But take a look at some of the things that go completely unnoticed in the West. From the Catholic Herald:
- "When they cook a dish in the Middle East, it is traditional to put the meat on top of the rice when they serve it. They kidnapped a woman's baby in Baghdad, a toddler, and because the mother was unable to pay the ransom, they returned her child--beheaded, roasted and served on a mound of rice." The infant's crime was to be an Assyrian, but this story, reported by the Barnabus Fund, went unnoticed in the West, like so many other horrific accounts of Christian persecution in Iraq.
Since the invasion of Iraq, Muslim militants have bombed 28 churches and murdered hundreds of Christians. Last October, Islamists beheaded a priest in Mosul in revenge for the Pope's remarks about Islam at Regensburg. But never let it be said that jihadis do not have a sense of ironic humour: that same month they crucified a 14-year-old Christian boy in Basra.
The latest report by the UN High Commissioner for Refugees estimates that two million Iraqis have fled since the invasion, and almost a third of these are Assyrian--who are down from 1.4 million in Saddam's Iraq to fewer than 500,000 today.

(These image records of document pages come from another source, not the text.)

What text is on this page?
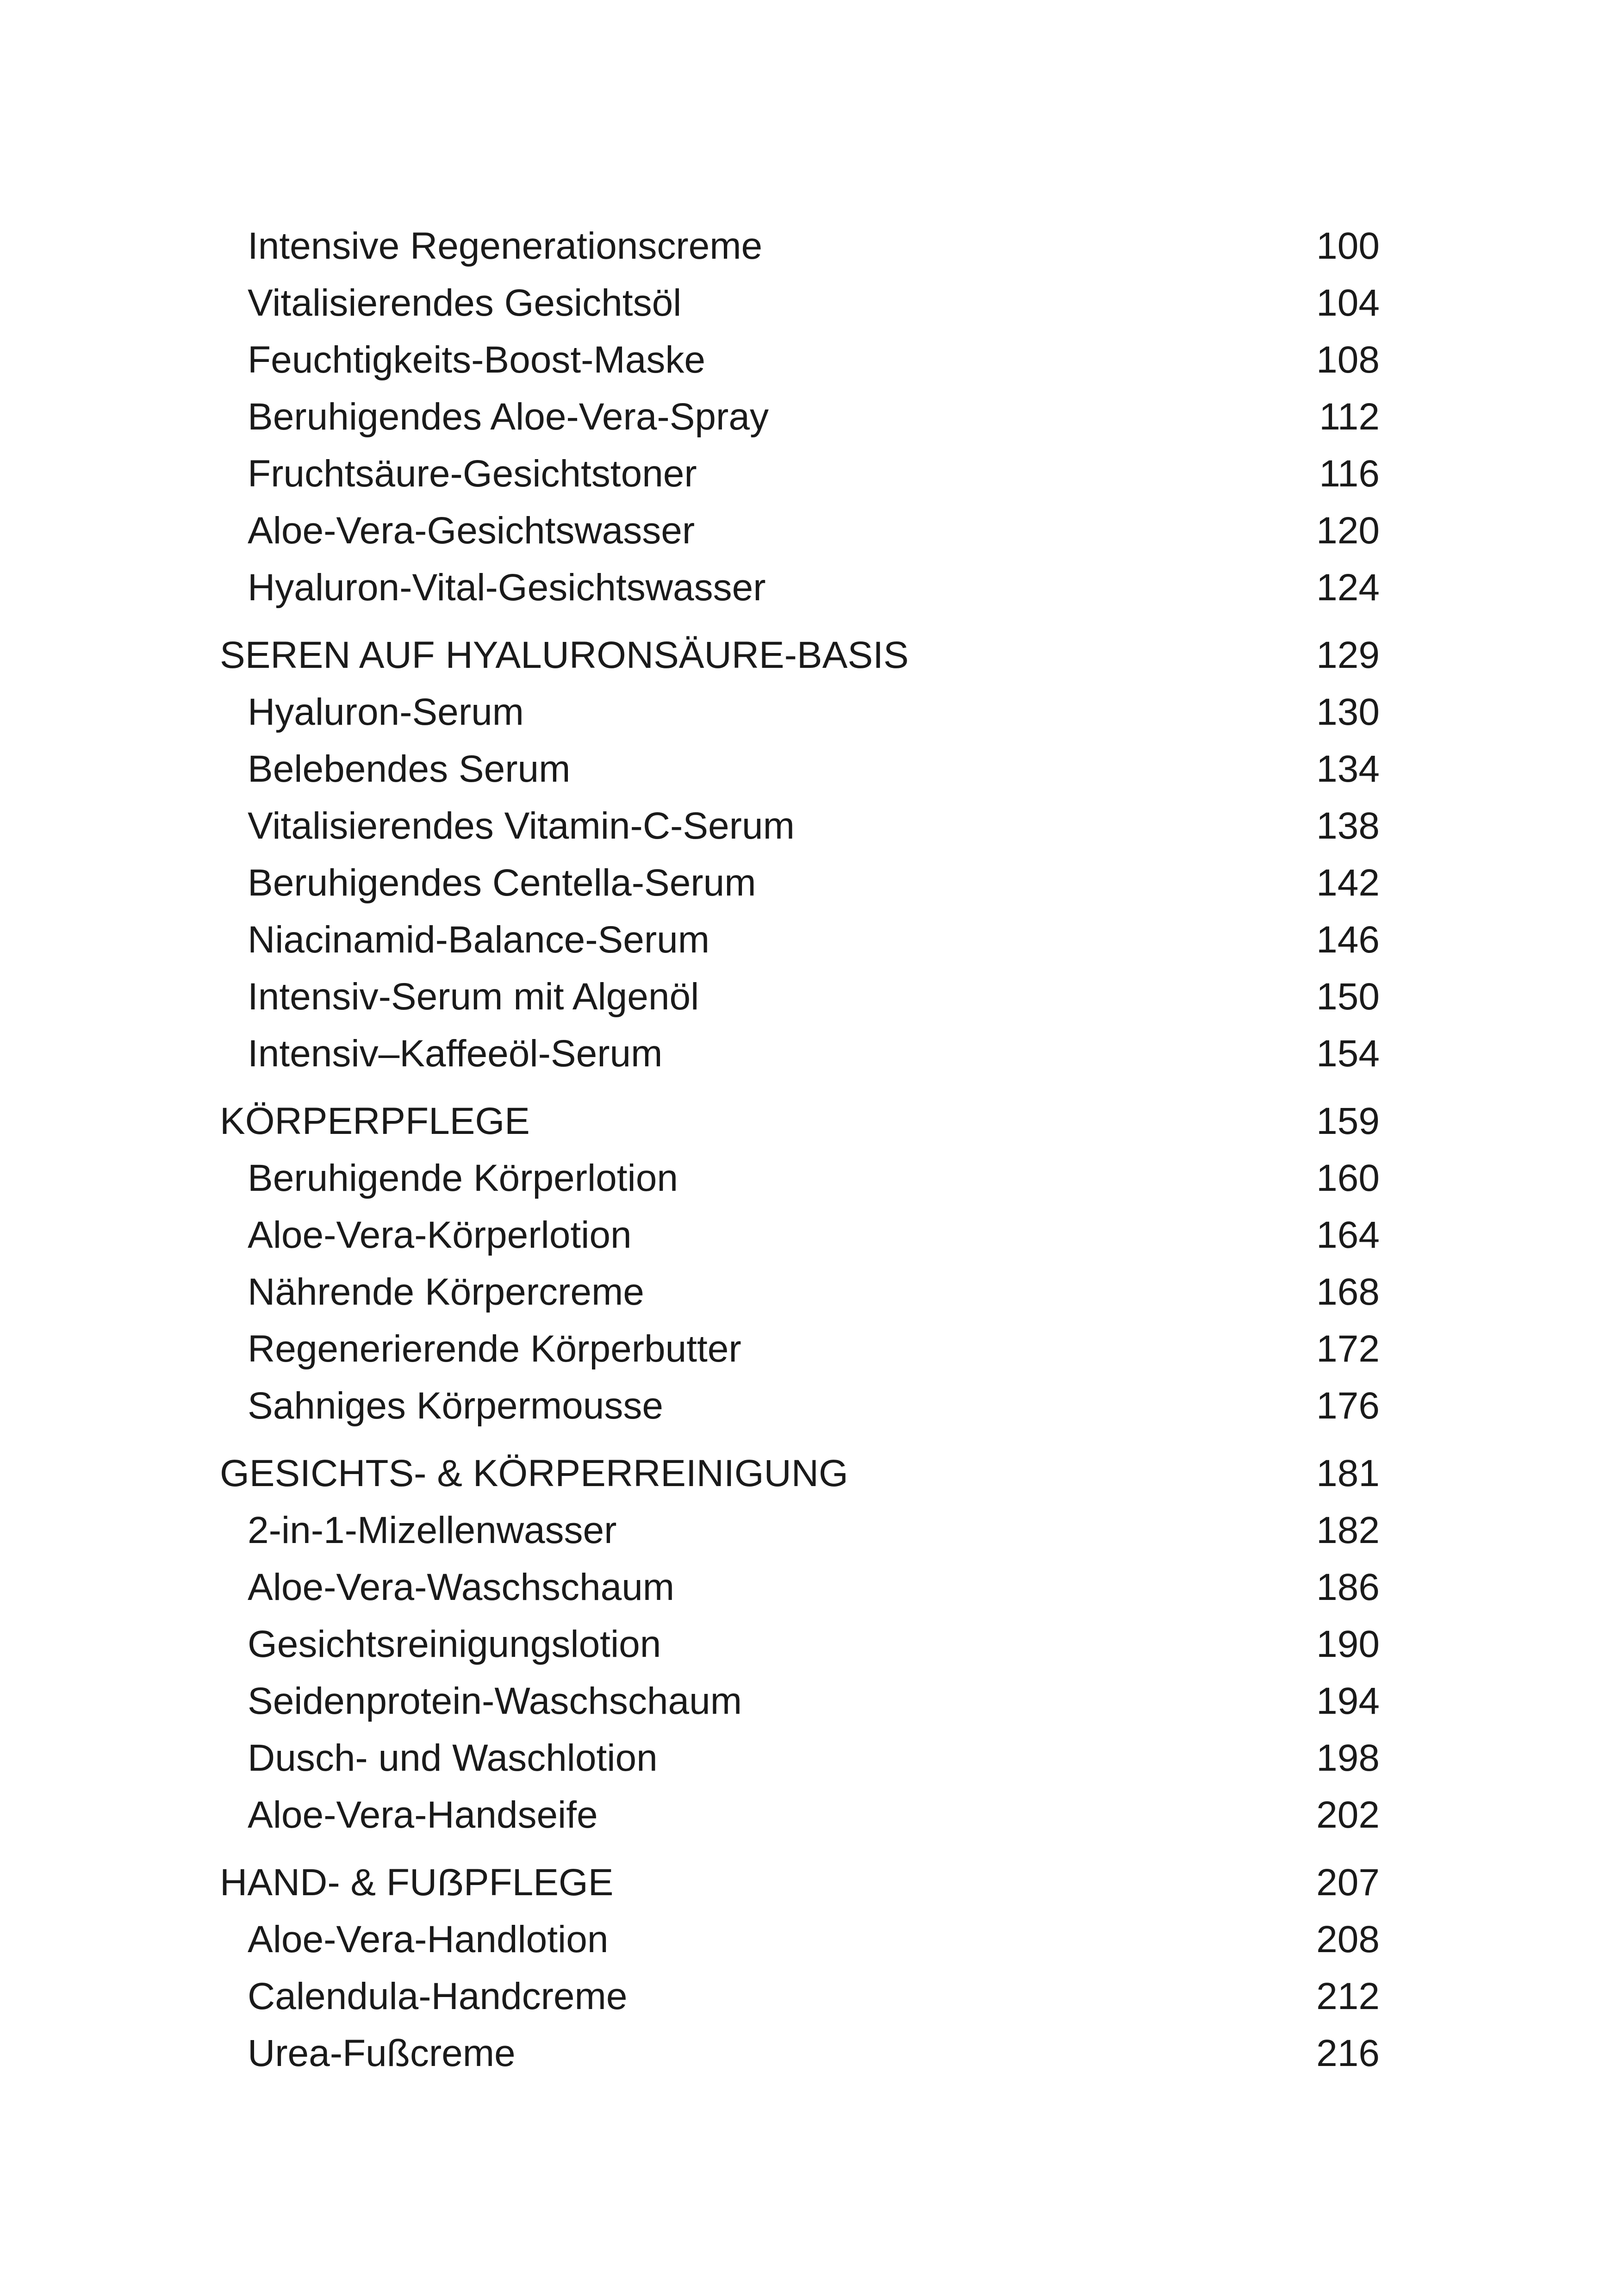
Intensive Regenerationscreme	100
Vitalisierendes Gesichtsöl	104
Feuchtigkeits-Boost-Maske	108
Beruhigendes Aloe-Vera-Spray	112
Fruchtsäure-Gesichtstoner	116
Aloe-Vera-Gesichtswasser	120
Hyaluron-Vital-Gesichtswasser	124
SEREN AUF HYALURONSÄURE-BASIS	129
Hyaluron-Serum	130
Belebendes Serum	134
Vitalisierendes Vitamin-C-Serum	138
Beruhigendes Centella-Serum	142
Niacinamid-Balance-Serum	146
Intensiv-Serum mit Algenöl	150
Intensiv–Kaffeeöl-Serum	154
KÖRPERPFLEGE	159
Beruhigende Körperlotion	160
Aloe-Vera-Körperlotion	164
Nährende Körpercreme	168
Regenerierende Körperbutter	172
Sahniges Körpermousse	176
GESICHTS- & KÖRPERREINIGUNG	181
2-in-1-Mizellenwasser	182
Aloe-Vera-Waschschaum	186
Gesichtsreinigungslotion	190
Seidenprotein-Waschschaum	194
Dusch- und Waschlotion	198
Aloe-Vera-Handseife	202
HAND- & FUẞPFLEGE	207
Aloe-Vera-Handlotion	208
Calendula-Handcreme	212
Urea-Fußcreme	216
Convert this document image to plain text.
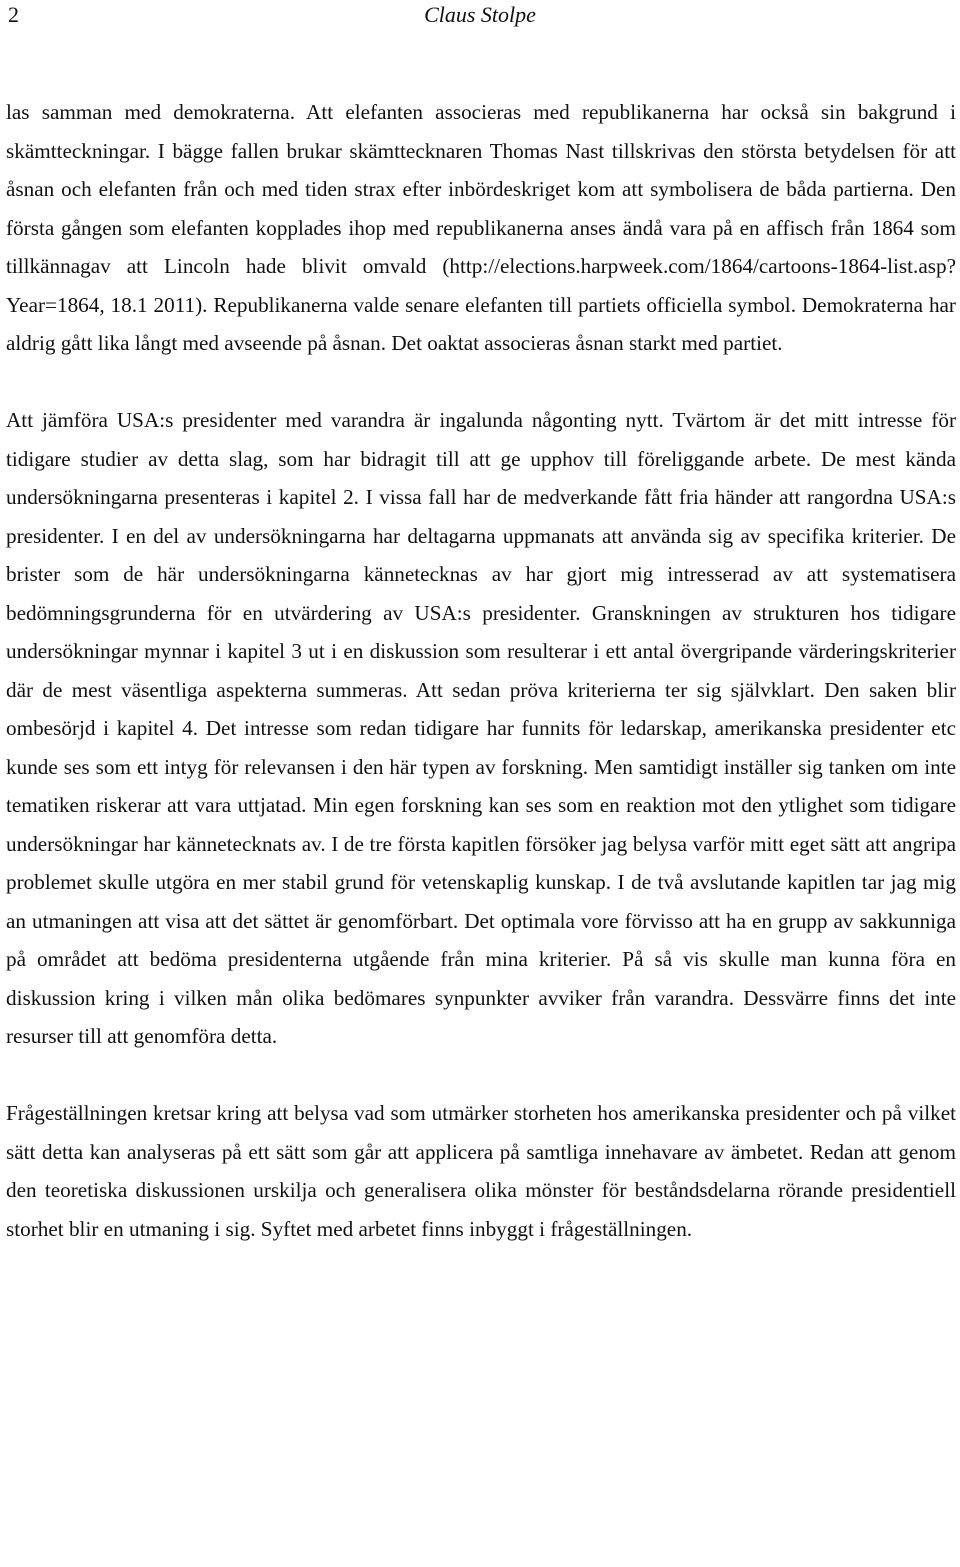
2	Claus Stolpe

las samman med demokraterna. Att elefanten associeras med republikanerna har också sin bakgrund i skämtteckningar. I bägge fallen brukar skämttecknaren Thomas Nast tillskrivas den största betydelsen för att åsnan och elefanten från och med tiden strax efter inbördeskriget kom att symbolisera de båda partierna. Den första gången som elefanten kopplades ihop med republikanerna anses ändå vara på en affisch från 1864 som tillkännagav att Lincoln hade blivit omvald (http://elections.harpweek.com/1864/cartoons-1864-list.asp?Year=1864, 18.1 2011). Republikanerna valde senare elefanten till partiets officiella symbol. Demokraterna har aldrig gått lika långt med avseende på åsnan. Det oaktat associeras åsnan starkt med partiet.

Att jämföra USA:s presidenter med varandra är ingalunda någonting nytt. Tvärtom är det mitt intresse för tidigare studier av detta slag, som har bidragit till att ge upphov till föreliggande arbete. De mest kända undersökningarna presenteras i kapitel 2. I vissa fall har de medverkande fått fria händer att rangordna USA:s presidenter. I en del av undersökningarna har deltagarna uppmanats att använda sig av specifika kriterier. De brister som de här undersökningarna kännetecknas av har gjort mig intresserad av att systematisera bedömningsgrunderna för en utvärdering av USA:s presidenter. Granskningen av strukturen hos tidigare undersökningar mynnar i kapitel 3 ut i en diskussion som resulterar i ett antal övergripande värderingskriterier där de mest väsentliga aspekterna summeras. Att sedan pröva kriterierna ter sig självklart. Den saken blir ombesörjd i kapitel 4. Det intresse som redan tidigare har funnits för ledarskap, amerikanska presidenter etc kunde ses som ett intyg för relevansen i den här typen av forskning. Men samtidigt inställer sig tanken om inte tematiken riskerar att vara uttjatad. Min egen forskning kan ses som en reaktion mot den ytlighet som tidigare undersökningar har kännetecknats av. I de tre första kapitlen försöker jag belysa varför mitt eget sätt att angripa problemet skulle utgöra en mer stabil grund för vetenskaplig kunskap. I de två avslutande kapitlen tar jag mig an utmaningen att visa att det sättet är genomförbart. Det optimala vore förvisso att ha en grupp av sakkunniga på området att bedöma presidenterna utgående från mina kriterier. På så vis skulle man kunna föra en diskussion kring i vilken mån olika bedömares synpunkter avviker från varandra. Dessvärre finns det inte resurser till att genomföra detta.

Frågeställningen kretsar kring att belysa vad som utmärker storheten hos amerikanska presidenter och på vilket sätt detta kan analyseras på ett sätt som går att applicera på samtliga innehavare av ämbetet. Redan att genom den teoretiska diskussionen urskilja och generalisera olika mönster för beståndsdelarna rörande presidentiell storhet blir en utmaning i sig. Syftet med arbetet finns inbyggt i frågeställningen.
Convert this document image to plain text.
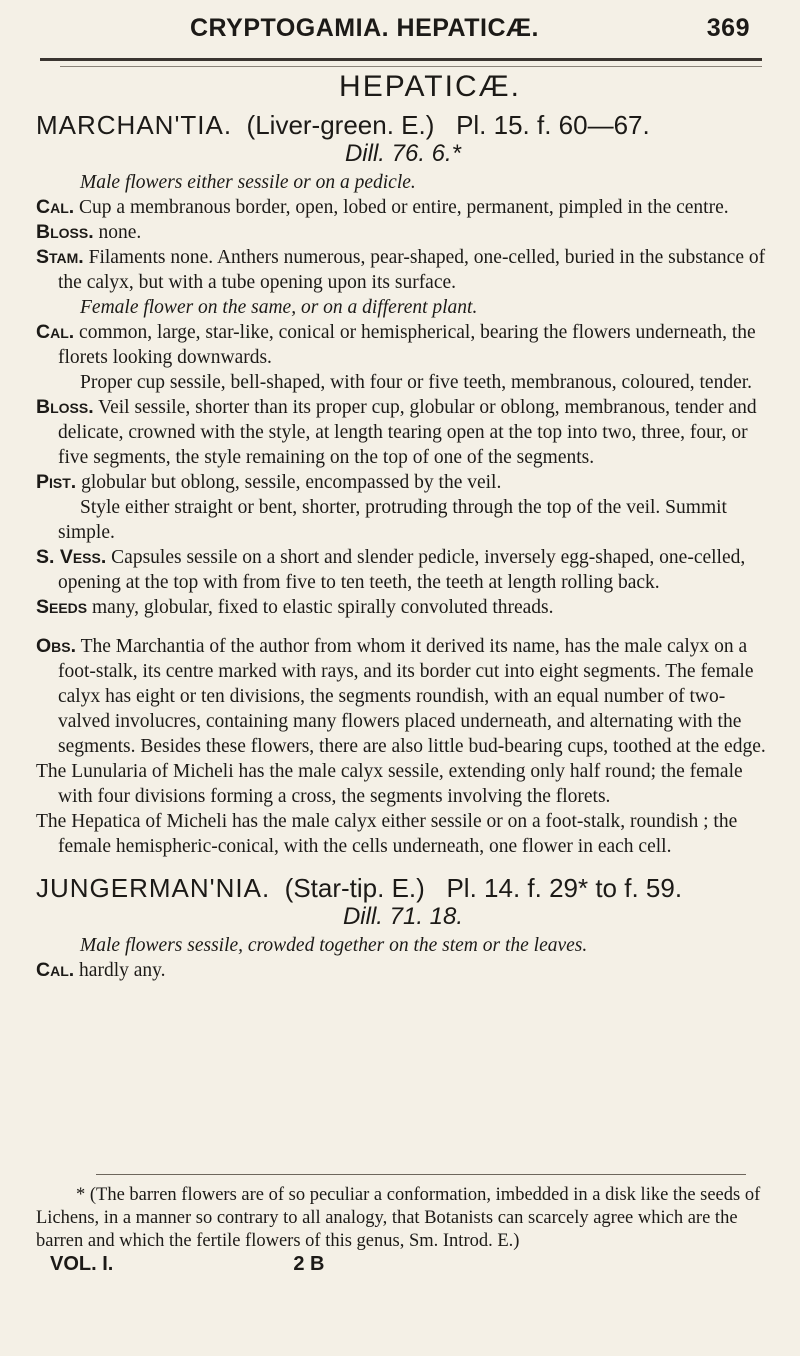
CRYPTOGAMIA. HEPATICÆ.	369
HEPATICÆ.
MARCHAN'TIA. (Liver-green. E.) Pl. 15. f. 60—67.
Dill. 76. 6.*

Male flowers either sessile or on a pedicle.

Cal. Cup a membranous border, open, lobed or entire, permanent, pimpled in the centre.

Bloss. none.

Stam. Filaments none. Anthers numerous, pear-shaped, one-celled, buried in the substance of the calyx, but with a tube opening upon its surface.

Female flower on the same, or on a different plant.

Cal. common, large, star-like, conical or hemispherical, bearing the flowers underneath, the florets looking downwards.

Proper cup sessile, bell-shaped, with four or five teeth, membranous, coloured, tender.

Bloss. Veil sessile, shorter than its proper cup, globular or oblong, membranous, tender and delicate, crowned with the style, at length tearing open at the top into two, three, four, or five segments, the style remaining on the top of one of the segments.

Pist. globular but oblong, sessile, encompassed by the veil.

Style either straight or bent, shorter, protruding through the top of the veil. Summit simple.

S. Vess. Capsules sessile on a short and slender pedicle, inversely egg-shaped, one-celled, opening at the top with from five to ten teeth, the teeth at length rolling back.

Seeds many, globular, fixed to elastic spirally convoluted threads.

Obs. The Marchantia of the author from whom it derived its name, has the male calyx on a foot-stalk, its centre marked with rays, and its border cut into eight segments. The female calyx has eight or ten divisions, the segments roundish, with an equal number of two-valved involucres, containing many flowers placed underneath, and alternating with the segments. Besides these flowers, there are also little bud-bearing cups, toothed at the edge.

The Lunularia of Micheli has the male calyx sessile, extending only half round; the female with four divisions forming a cross, the segments involving the florets.

The Hepatica of Micheli has the male calyx either sessile or on a foot-stalk, roundish ; the female hemispheric-conical, with the cells underneath, one flower in each cell.

JUNGERMAN'NIA. (Star-tip. E.) Pl. 14. f. 29* to f. 59.
Dill. 71. 18.

Male flowers sessile, crowded together on the stem or the leaves.

Cal. hardly any.

* (The barren flowers are of so peculiar a conformation, imbedded in a disk like the seeds of Lichens, in a manner so contrary to all analogy, that Botanists can scarcely agree which are the barren and which the fertile flowers of this genus, Sm. Introd. E.)

VOL. I.	2 B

The Assyrians are one of the world's oldest civilisations. Their empire collapsed in 612 BC after four and a half millennia of civilisation; Rome was still a village and the Angles and Saxons were a thousand years away from forming a partnership. Now, while one of the world's oldest Christian nations faces extinction at the hands of Islamic extremists, the West does nothing.
It really is ironic. American evangelicals stood firmly behind their president when he pushed for regime change in Iraq. But now that their brothers and sisters in Christ are suffering, they are strangely silent.